Quanto às metas de produção e vacinação, os laboratórios da BioCubaFarma (que reúne 32 institutos de pesquisa, centro de pesquisa e indústrias de produção biotecnológicas e farmacêutica), já conseguiram produzir mais de 300 mil doses da Soberana 02 e Abdala e têm capacidade para produzir 100 milhões de ampolas até o final de 2021.
A meta é ter um imunizante autorizado para iniciar a vacinação na população cubana nos meses de julho e agosto e metade da população imunizada até setembro deste ano. E não somente a população cubana será atendida com essas vacinas, alguns países da região já manifestaram interesse como a Venezuela, Jamaica e Suriname.
Diante de tamanho desenvolvimento tecnológico na área da saúde produzido por um país tão mais atrasado economicamente do que o Brasil é difícil de acreditar em qualquer promessa de vacinação de governos que, até o presente momento, só têm apresentado como resultado medidas fracassadas no combate à pandemia.

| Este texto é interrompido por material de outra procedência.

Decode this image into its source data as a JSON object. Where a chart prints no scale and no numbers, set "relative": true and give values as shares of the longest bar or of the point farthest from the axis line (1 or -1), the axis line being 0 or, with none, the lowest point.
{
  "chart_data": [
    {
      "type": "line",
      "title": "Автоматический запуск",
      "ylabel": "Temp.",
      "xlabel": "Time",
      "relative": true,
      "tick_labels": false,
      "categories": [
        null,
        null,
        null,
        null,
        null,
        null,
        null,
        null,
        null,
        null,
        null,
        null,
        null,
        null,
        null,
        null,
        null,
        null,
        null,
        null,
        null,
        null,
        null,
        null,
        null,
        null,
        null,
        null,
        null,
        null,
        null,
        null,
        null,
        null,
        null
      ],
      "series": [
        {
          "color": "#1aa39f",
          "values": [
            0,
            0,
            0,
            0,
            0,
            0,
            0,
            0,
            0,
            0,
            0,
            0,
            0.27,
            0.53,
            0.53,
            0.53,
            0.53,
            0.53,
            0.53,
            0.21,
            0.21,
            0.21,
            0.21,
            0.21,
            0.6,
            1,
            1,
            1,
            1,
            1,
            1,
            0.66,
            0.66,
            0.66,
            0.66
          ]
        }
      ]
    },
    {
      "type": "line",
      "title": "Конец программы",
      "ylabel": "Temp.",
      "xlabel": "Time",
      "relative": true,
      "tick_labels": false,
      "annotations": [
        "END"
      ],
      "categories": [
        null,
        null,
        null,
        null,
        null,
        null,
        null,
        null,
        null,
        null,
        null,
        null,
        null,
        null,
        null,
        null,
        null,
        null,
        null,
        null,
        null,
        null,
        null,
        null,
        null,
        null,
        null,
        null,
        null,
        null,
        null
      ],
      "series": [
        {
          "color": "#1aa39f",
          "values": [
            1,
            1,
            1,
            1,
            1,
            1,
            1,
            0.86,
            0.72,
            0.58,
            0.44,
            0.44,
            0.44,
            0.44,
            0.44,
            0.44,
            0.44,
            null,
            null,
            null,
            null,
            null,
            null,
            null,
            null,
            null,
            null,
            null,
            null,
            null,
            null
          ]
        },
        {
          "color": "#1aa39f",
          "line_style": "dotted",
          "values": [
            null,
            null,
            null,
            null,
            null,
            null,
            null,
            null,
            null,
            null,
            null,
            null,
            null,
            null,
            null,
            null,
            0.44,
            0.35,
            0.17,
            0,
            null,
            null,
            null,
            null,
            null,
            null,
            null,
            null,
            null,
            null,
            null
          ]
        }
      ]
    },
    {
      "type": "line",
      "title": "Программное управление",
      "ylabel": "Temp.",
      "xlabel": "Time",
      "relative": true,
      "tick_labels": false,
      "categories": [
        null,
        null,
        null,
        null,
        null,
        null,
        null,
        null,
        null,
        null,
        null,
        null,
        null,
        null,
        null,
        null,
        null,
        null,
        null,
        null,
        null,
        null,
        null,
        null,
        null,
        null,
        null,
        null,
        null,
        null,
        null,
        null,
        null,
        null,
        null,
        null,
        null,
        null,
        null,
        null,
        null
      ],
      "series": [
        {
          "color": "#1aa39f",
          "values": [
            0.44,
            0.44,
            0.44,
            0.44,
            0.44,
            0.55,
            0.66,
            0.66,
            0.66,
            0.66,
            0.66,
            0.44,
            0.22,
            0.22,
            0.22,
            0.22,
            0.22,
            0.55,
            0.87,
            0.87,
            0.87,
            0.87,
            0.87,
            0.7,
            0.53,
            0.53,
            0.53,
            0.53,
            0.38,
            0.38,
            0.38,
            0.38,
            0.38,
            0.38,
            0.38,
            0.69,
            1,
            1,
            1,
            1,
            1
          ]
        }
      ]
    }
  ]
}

Enquanto que aqui faltam remédios, testes e kits de intubação, Cuba logra atender às necessidades do seu povo à medida que coloca os seus interesses acima dos interesses do imperialismo. Essa pequena ilha deu um banho no imperialismo e nos países que seguem a política neoliberal e de submissão ao imperialismo quando, por imposição do embargo estabelecido há décadas, se viu na obrigação de desenvolver respiradores, swabs, regentes para testes e outros materiais médicos para enfrentar a pandemia no país.
Apesar de enfrentar mais uma vez o aumento do número de casos e mortes, o governo cubano tem conseguido estabelecer registros contínuos de seus pacientes e de prover todo atendimento médico necessário, como pode ser visto no site do governo. Cuba atualmente (até a data da redação desta matéria em 16/04) conta com 91448 infectados e somente 500 mortes, uma taxa de mortes absurdamente inferior ao que é registrado no Brasil.
Com vacinas de produção própria e reconhecidas internacionalmente, fabricação de testes e monitoramento diário dos casos de infecção, Cuba mostra para o mundo o fracasso completo do que se propõe como combate à pandemia nos principais países do sistema capitalista.